Но вот дождь становится мельче; туча начинает разделяться на волнистые облака, светлеть в том месте, в котором должно быть солнце, и сквозь серовато-белые края тучи чуть виднеется клочек ясной лазури. Через минуту робкий луч солнца уже блестит в лужах дороги, на полосах падающего, как сквозь сито, мелкого, прямого дождя и на обмытой, блестящей зелени дорожной травы. Черная туча также грозно застилает противоположную сторону небосклона, но я уже не боюсь ее. Я испытываю невыразимо-отрадное чувство надежды в жизни, быстро заменяющее во мне тяжелое чувство страха. Душа моя улыбается так же, как и освеженная, повеселевшая природа. Василий откидывает воротник шинели, снимает фуражку и отряхивает ее; Володя откидывает фартук; я высовываюсь из брички и жадно впиваю в себя освеженный, душистый воздух. Блестящий, обмытый кузов кареты с важами и чемоданами покачивается перед нами, спины лошадей, шлеи, вожжи, шины колес – всё мокро и блестит на солнце, как покрытое лаком. С одной стороны дороги – необозримое озимое поле, кое-где перерезанное неглубокими овражками, блестит мокрой землею и зеленью и расстилается тенистым ковром до самого горизонта; с другой стороны – осиновая роща, поросшая ореховым и черемушным подседом, как бы в избытке счастия стоит, не шелохнется и медленно роняет с своих обмытых ветвей светлые капли дождя на сухие прошлогодние листья. Со всех сторон вьются с веселой песнью и быстро падают хохлатые жаворонки; в мокрых кустах слышно хлопотливое движение маленьких птичек и из середины рощи ясно долетают звуки кукушки.
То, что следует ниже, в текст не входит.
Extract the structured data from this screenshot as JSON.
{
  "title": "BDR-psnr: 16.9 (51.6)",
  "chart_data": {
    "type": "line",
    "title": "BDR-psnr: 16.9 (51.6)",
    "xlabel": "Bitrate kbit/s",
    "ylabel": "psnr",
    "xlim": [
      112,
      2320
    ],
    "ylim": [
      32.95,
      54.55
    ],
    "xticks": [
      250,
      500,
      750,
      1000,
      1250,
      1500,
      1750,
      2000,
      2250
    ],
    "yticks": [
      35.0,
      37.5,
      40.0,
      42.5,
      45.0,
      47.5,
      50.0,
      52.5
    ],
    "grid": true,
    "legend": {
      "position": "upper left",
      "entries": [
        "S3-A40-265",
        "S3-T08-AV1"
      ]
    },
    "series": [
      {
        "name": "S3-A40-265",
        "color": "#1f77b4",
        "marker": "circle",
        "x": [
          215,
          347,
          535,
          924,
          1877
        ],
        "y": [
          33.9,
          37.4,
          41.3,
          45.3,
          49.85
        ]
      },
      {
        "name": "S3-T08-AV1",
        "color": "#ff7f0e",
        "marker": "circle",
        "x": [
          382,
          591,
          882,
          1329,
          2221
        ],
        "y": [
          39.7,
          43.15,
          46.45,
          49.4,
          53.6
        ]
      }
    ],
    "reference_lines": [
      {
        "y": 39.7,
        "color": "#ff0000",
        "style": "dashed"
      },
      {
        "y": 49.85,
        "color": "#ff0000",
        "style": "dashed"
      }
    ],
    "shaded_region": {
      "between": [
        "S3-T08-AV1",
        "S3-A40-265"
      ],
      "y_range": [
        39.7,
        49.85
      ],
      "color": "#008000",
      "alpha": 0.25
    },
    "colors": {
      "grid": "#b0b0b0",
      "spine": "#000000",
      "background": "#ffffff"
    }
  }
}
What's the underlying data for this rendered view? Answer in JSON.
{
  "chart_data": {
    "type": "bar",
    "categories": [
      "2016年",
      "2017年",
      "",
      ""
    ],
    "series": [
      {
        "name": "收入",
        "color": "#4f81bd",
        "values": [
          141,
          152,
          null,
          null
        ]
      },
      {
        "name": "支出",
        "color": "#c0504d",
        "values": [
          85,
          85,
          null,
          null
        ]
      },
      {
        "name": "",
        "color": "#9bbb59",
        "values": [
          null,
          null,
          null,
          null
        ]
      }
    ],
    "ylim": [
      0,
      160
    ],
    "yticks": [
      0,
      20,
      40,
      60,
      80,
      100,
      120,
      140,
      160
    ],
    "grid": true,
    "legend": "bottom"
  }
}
Так обаятелен этот чудный запах леса, после весенней грозы, запах березы, фиялки, прелого листа, сморчков, черемухи, что я не могу усидеть в бричке, соскакиваю с подножки, бегу к кустам и, несмотря на то, что меня осыпает дождевыми каплями, рву мокрые ветки распустившейся черемухи, бью себя ими по лицу и упиваюсь их чудным запахом. Не обращая даже внимания на то, что к сапогам моим липнут огромные комки грязи, и чулки мои давно уже мокры, я, шлепая по грязи, бегу к окну кареты.

– Любочка! Катенька! – кричу я, подавая туда несколько веток черемухи: – посмотри, как хорошо!

Девочки пищат, ахают; Мими кричит, чтобы я ушел, а то меня непременно раздавят.

– Да ты понюхай, как пахнет! – кричу я.

ГЛАВА III.
НОВЫЙ ВЗГЛЯД.

Катенька сидела подле меня в бричке и, склонив свою хорошенькую головку, задумчиво следила за убегающей под колесами пыльной дорогой. Я молча смотрел на нее и удивлялся тому не детски грустному выражению, которое в первый раз встречал на ее розовеньком личике.

– А вот скоро мы и приедем в Москву, – сказал я: – как ты думаешь, какая она?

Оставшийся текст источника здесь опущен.